イルカは、飼育下において大変な苦痛を強いられている。知性豊かで自己意識の高い生き物であるイルカに人工飼育は無理があるのだ。そのため、この問題に対処すべき発想の転換が急務となってきた。
映画「ザ・コーブ」(日本公開は2010年)では、一日に約60マイル(約90キロ)もの距離を移動する野生のイルカを映像でみせている。また、知性の高いイルカが飼育下で退屈し、やがて病んでいく事実も伝えている。 3年前、「ザ・コーブ」は米国のアカデミー賞のドキュメンタリー部門でオスカーを受賞しセンセーションを巻き起こした。この作品を見たとき、私の中に電流が走ったように感じた。このときの映像は未だに私の脳裏に強く焼きついたままである。イルカは、たとえ死が目前にあろうとも、いつも笑っているように見える。それは仕方がないことなのだ。だって彼らの口元の表情の豊かさがそのようにできているのだから。

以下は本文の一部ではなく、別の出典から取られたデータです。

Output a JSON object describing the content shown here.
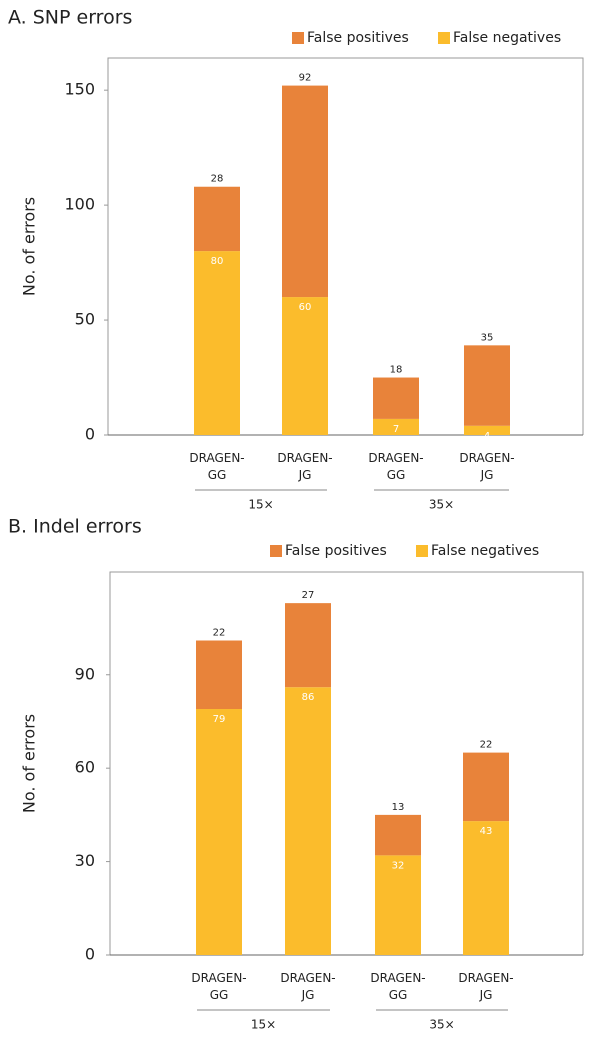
{
  "chart_data": [
    {
      "type": "stacked_bar",
      "title": "A. SNP errors",
      "y_label": "No. of errors",
      "categories": [
        "DRAGEN-GG",
        "DRAGEN-JG",
        "DRAGEN-GG",
        "DRAGEN-JG"
      ],
      "groups": [
        "15×",
        "35×"
      ],
      "series": [
        {
          "name": "False negatives",
          "color": "#fbbc2c",
          "values": [
            80,
            60,
            7,
            4
          ]
        },
        {
          "name": "False positives",
          "color": "#e8833a",
          "values": [
            28,
            92,
            18,
            35
          ]
        }
      ],
      "legend_order": [
        "False positives",
        "False negatives"
      ],
      "ylim": [
        0,
        164
      ],
      "yticks": [
        0,
        50,
        100,
        150
      ]
    },
    {
      "type": "stacked_bar",
      "title": "B. Indel errors",
      "y_label": "No. of errors",
      "categories": [
        "DRAGEN-GG",
        "DRAGEN-JG",
        "DRAGEN-GG",
        "DRAGEN-JG"
      ],
      "groups": [
        "15×",
        "35×"
      ],
      "series": [
        {
          "name": "False negatives",
          "color": "#fbbc2c",
          "values": [
            79,
            86,
            32,
            43
          ]
        },
        {
          "name": "False positives",
          "color": "#e8833a",
          "values": [
            22,
            27,
            13,
            22
          ]
        }
      ],
      "legend_order": [
        "False positives",
        "False negatives"
      ],
      "ylim": [
        0,
        123
      ],
      "yticks": [
        0,
        30,
        60,
        90
      ]
    }
  ]
}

感受性豊かで社会性に富む生き物たちが歴史の片隅に追いやられないようにするために、何かをする必要があると感じた。漁はまさに今起こっているのだ。映画の中での最も陰惨で残酷な部分は、小さな漁村である和歌山県太地町で行われるイルカ漁についてだ。
まず、漁師たちは、ボートで狭く奥まったごつごつした岩だらけの入り江にボートでイルカを追い込んでいく。その後、漁師たちが休息をとるまでの間、水族館用に、容姿や条件の良いイルカを選択し、他から引き離す。残りの多数のイルカは食肉用に屠殺される運命となる。(ビデオ参照)
水族館が虐殺資金を調達
太地町は世界で最大の輸出用イルカの捕獲地である。昨年のイルカ漁のシーズンでは247頭のイルカが生け捕りにされ、900頭が殺されている。9月から翌3月まで続くこのイルカ漁は今年もまた行われている。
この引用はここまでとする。